Ponomaryov claimed they were “not our hostages — they are our guests” and said he had “no direct contact with Moscow”.
The rebel mayor said there would be no contact with Kiev over the imprisoned Ukrainians because the pro-Kremlin insurgents see the capital’s Western-backed government as illegitimate.
Ukraine’s authorities, he said, “understand only the language of force”.
Ponomaryov added that the rebels were also holding three Ukrainian military officers captured overnight on what he said was a spying mission.
– ‘Move swiftly’ on sanctions –
As the crisis worsens, the Group of Seven leading economies and the European Union are readying sanctions that could be announced as soon as Monday in a bid to raise the pressure on Russian President Vladimir Putin.
In a statement on Saturday, the G7 — comprising the United States, Britain, Canada, France, Germany, Italy and Japan — said it would “move swiftly” to impose additional sanctions on Russia.
The EU said top officials would meet on Monday to weigh further sanctions. A diplomat in Brussels said a list adding 15 people to the 55 Russians and Ukrainians already blacklisted by the EU had been approved in principle.
The US and EU have already targeted Putin’s inner circle with visa and asset freezes and imposed sanctions on a key Russian bank.
Obama stressed the need for a unified response.
“It’s important that we are part of an international coalition sending that message and that Russia is isolated in its actions,” he said.

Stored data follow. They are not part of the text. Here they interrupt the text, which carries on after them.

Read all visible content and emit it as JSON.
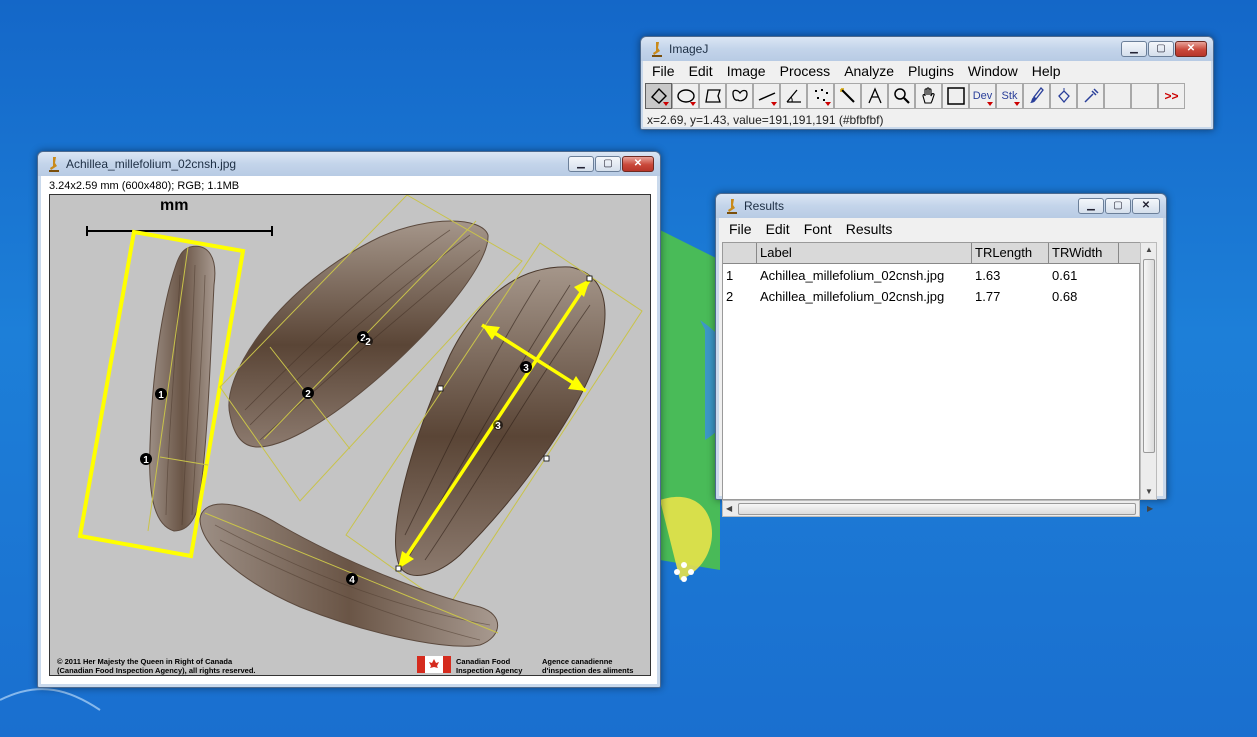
{
  "imagej_window": {
    "title": "ImageJ",
    "menu": [
      "File",
      "Edit",
      "Image",
      "Process",
      "Analyze",
      "Plugins",
      "Window",
      "Help"
    ],
    "tools": [
      {
        "name": "rotated-rectangle-tool-icon",
        "active": true
      },
      {
        "name": "oval-tool-icon"
      },
      {
        "name": "polygon-tool-icon"
      },
      {
        "name": "freehand-tool-icon"
      },
      {
        "name": "line-tool-icon"
      },
      {
        "name": "angle-tool-icon"
      },
      {
        "name": "multipoint-tool-icon"
      },
      {
        "name": "wand-tool-icon"
      },
      {
        "name": "text-tool-icon"
      },
      {
        "name": "magnifier-tool-icon"
      },
      {
        "name": "hand-tool-icon"
      },
      {
        "name": "color-picker-tool-icon"
      }
    ],
    "extra_tools": {
      "dev": "Dev",
      "stk": "Stk",
      "more": ">>"
    },
    "status": "x=2.69, y=1.43, value=191,191,191 (#bfbfbf)"
  },
  "image_window": {
    "title": "Achillea_millefolium_02cnsh.jpg",
    "info": "3.24x2.59 mm (600x480); RGB; 1.1MB",
    "scale_label": "mm",
    "roi_labels": [
      "1",
      "1",
      "2",
      "2",
      "2",
      "3",
      "3",
      "4"
    ],
    "credit_line1": "© 2011 Her Majesty the Queen in Right of Canada",
    "credit_line2": "(Canadian Food Inspection Agency), all rights reserved.",
    "agency_en_line1": "Canadian Food",
    "agency_en_line2": "Inspection Agency",
    "agency_fr_line1": "Agence canadienne",
    "agency_fr_line2": "d'inspection des aliments"
  },
  "results_window": {
    "title": "Results",
    "menu": [
      "File",
      "Edit",
      "Font",
      "Results"
    ],
    "columns": [
      "",
      "Label",
      "TRLength",
      "TRWidth"
    ],
    "rows": [
      {
        "index": "1",
        "label": "Achillea_millefolium_02cnsh.jpg",
        "length": "1.63",
        "width": "0.61"
      },
      {
        "index": "2",
        "label": "Achillea_millefolium_02cnsh.jpg",
        "length": "1.77",
        "width": "0.68"
      }
    ]
  },
  "colors": {
    "desktop": "#1a72d2",
    "roi_yellow": "#ffff00",
    "seed_brown": "#6e5a4c"
  }
}
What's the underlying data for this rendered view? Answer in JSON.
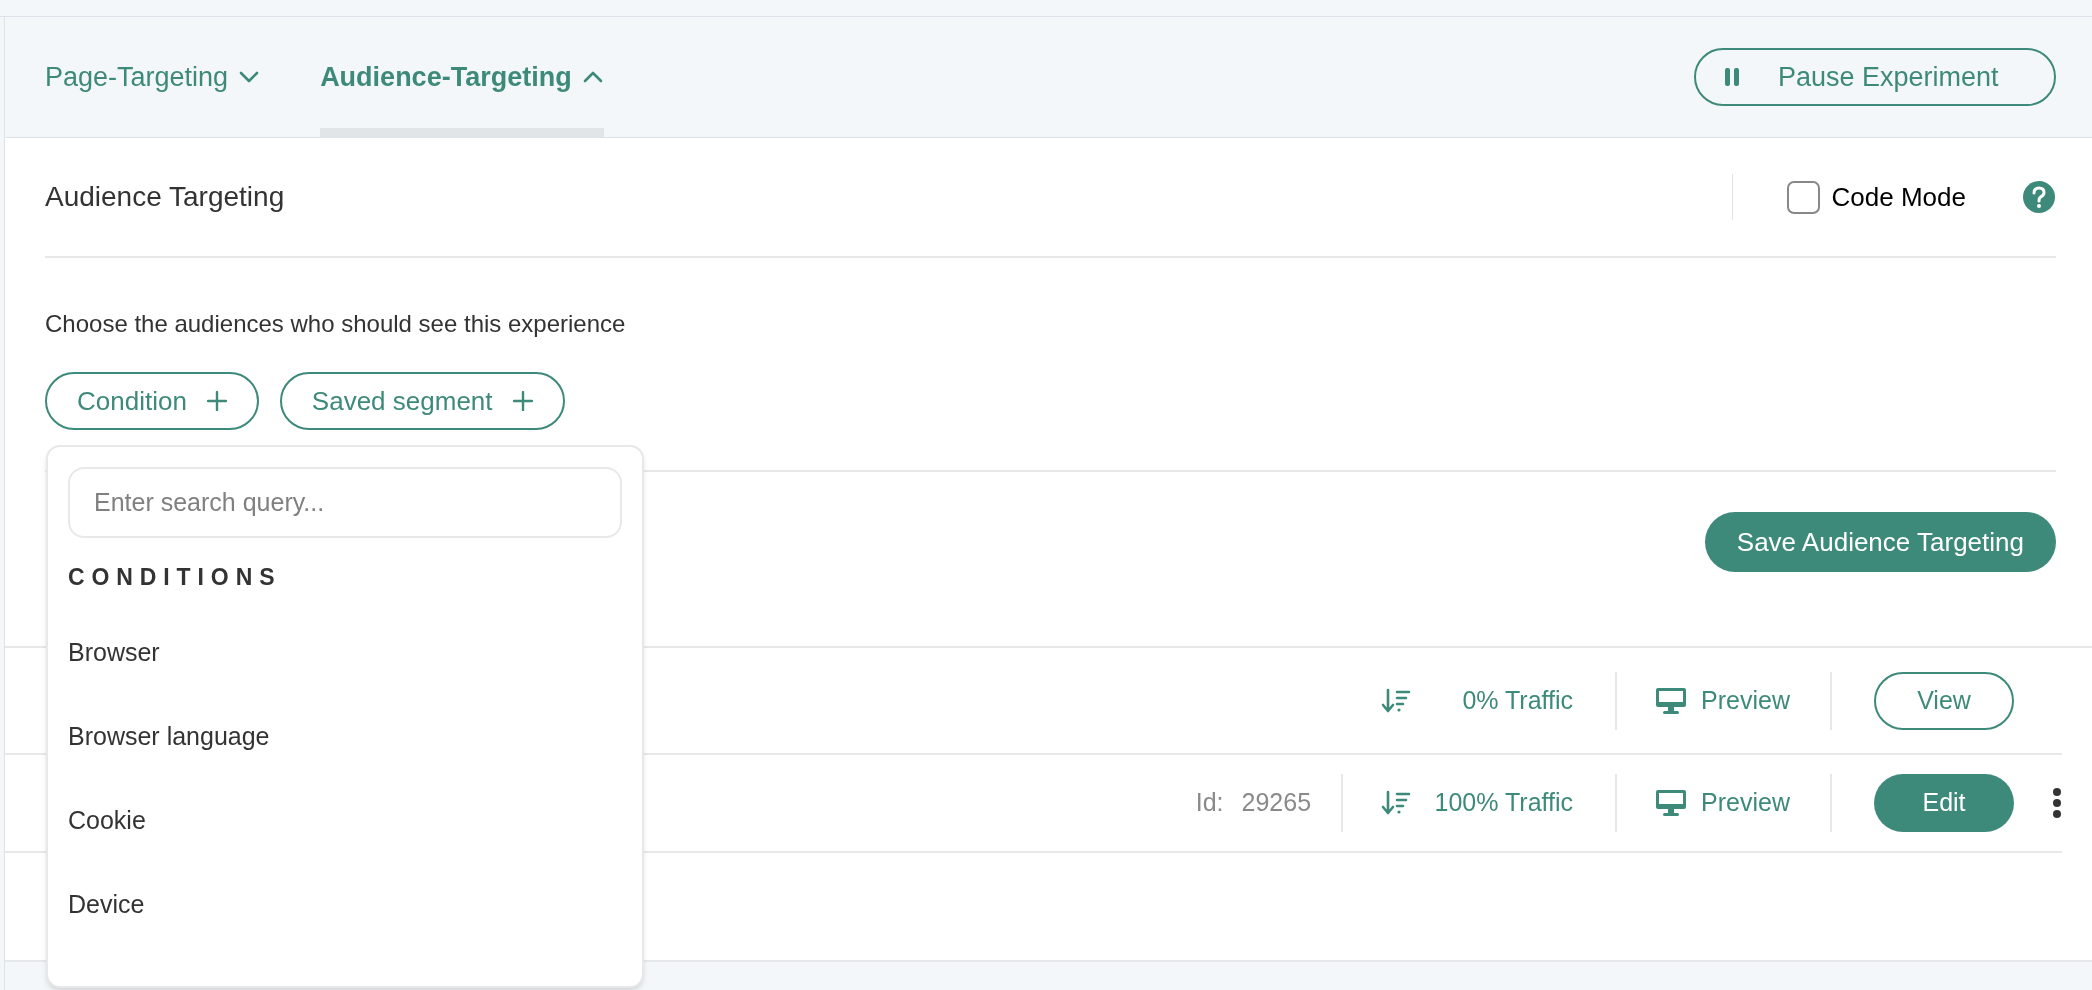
{
  "tabs": [
    {
      "label": "Page-Targeting",
      "selected": false,
      "expanded": false
    },
    {
      "label": "Audience-Targeting",
      "selected": true,
      "expanded": true
    }
  ],
  "pause_button": "Pause Experiment",
  "section": {
    "title": "Audience Targeting",
    "code_mode": {
      "label": "Code Mode",
      "checked": false
    },
    "description": "Choose the audiences who should see this experience",
    "add_buttons": [
      "Condition",
      "Saved segment"
    ],
    "save_button": "Save Audience Targeting"
  },
  "dropdown": {
    "search": {
      "placeholder": "Enter search query..."
    },
    "heading": "CONDITIONS",
    "items": [
      "Browser",
      "Browser language",
      "Cookie",
      "Device"
    ]
  },
  "variations": [
    {
      "traffic": "0% Traffic",
      "preview": "Preview",
      "action": {
        "label": "View",
        "kind": "outline"
      },
      "menu": false
    },
    {
      "id_label": "Id:",
      "id": "29265",
      "traffic": "100% Traffic",
      "preview": "Preview",
      "action": {
        "label": "Edit",
        "kind": "filled"
      },
      "menu": true
    }
  ]
}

It was vital to avoid “falling into the trap of interpreting this as the US is trying to pull Ukraine out of Russia’s orbit, circa 1950. Because that’s not what this is about,” he said.
“We’re going to be in a stronger position to deter Mr Putin when he sees that the world is unified and the United States and Europe are unified rather than this is just a US-Russian conflict,” Obama added.
The confrontation escalated after Russia refused to accept the legitimacy of Kiev’s new pro-EU government, which came to power in February after four months of street protests forced the ouster of the Kremlin-backed president, Viktor Yanukovych.
While Obama has ruled out sending US or NATO forces into Ukraine, Washington has begun deploying 600 US troops to bolster NATO’s defences in nearby eastern European states.
Ukrainian Prime Minister Arseniy Yatsenyuk cut short a trip to the Vatican on Saturday to rush home to deal with the crisis.
He has accused Russian warplanes of multiple incursions into Ukrainian airspace in an attempt to provoke Kiev into starting “a third world war”.